Europe in transition: Dietary fat is not the villain

BMJ 2005; 331 doi: https://doi.org/10.1136/bmj.331.7521.906-b (Published 13 October 2005) Cite this as: BMJ 2005;331:906
  1. Uffe Ravnskov (ravnskov{at}tele2.se), independent researcher
  1. Magle Stora Kyrkogata 9, 22350 Lund, Sweden

    EDITOR—Zatonski and Willett claim that a decrease of saturated fat and an increase of polyunsaturated fat consumption explain the decrease of coronary heart disease in Poland.1 However, ecological data are prone to bias because they are rarely, if ever, adjusted for confounders. In this case they are even contradicted by similar studies in the past. In a review including 103 time periods in 35 countries, I found that in 30 time periods an increased intake of saturated fat was followed by increased coronary mortality, but after 29 other periods with increased saturated fat consumption heart mortality was unchanged in six and decreased in 23.2

    Zatonski's and Willett's statement that their finding is supported by epidemiological and clinical evidence is not true either.
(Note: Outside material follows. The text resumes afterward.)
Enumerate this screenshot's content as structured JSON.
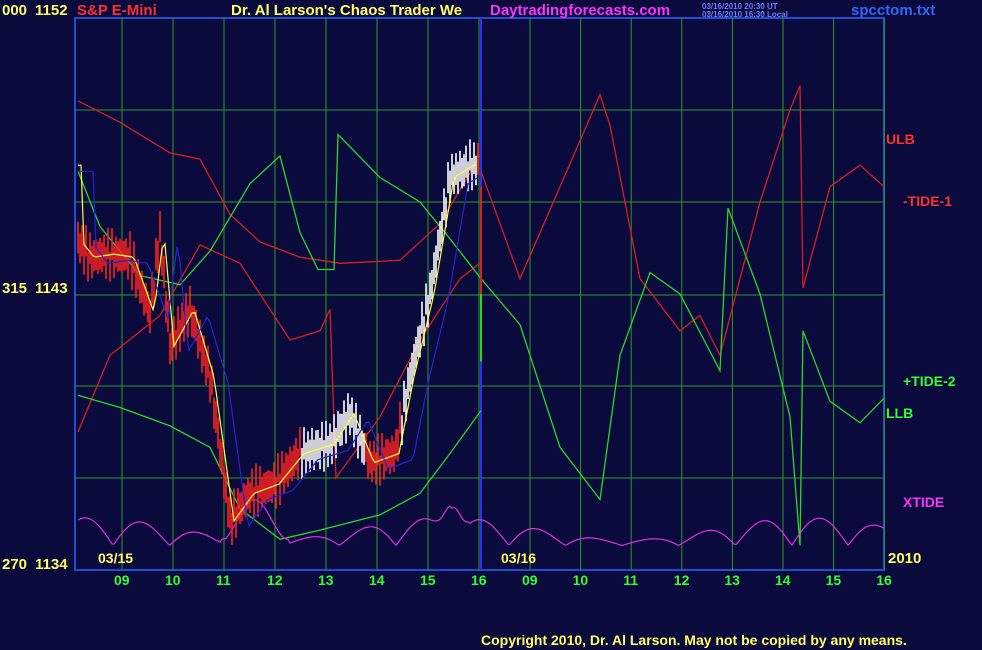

In a review of all cohort and case-control studies, heart patients had eaten more saturated fat than had healthy controls in three cohorts, but in one cohort they had eaten less, and in 22 cohorts and in six case-control studies no difference was found.2 No cohort study or case-control study has found that coronary patients have eaten fewer polyunsaturated fats either; on the contrary, three cohort studies found that they had eaten more than the healthy controls, and in 29 studies no difference was found.2

    The absence of an association between fat intake and coronary disease was recently confirmed in a large Swedish population study.3 No association has been found either between intake of dietary fats and degree of atherosclerosis at necrotopsy.2 Most importantly, two meta-analyses of all controlled, randomised dietary trials, in which the only type of intervention was a lowering of dietary saturated fats and an increase of dietary polyunsaturated fats, found that the total number of deaths was identical in the treatment and the control groups.25


    • Competing interests None declared.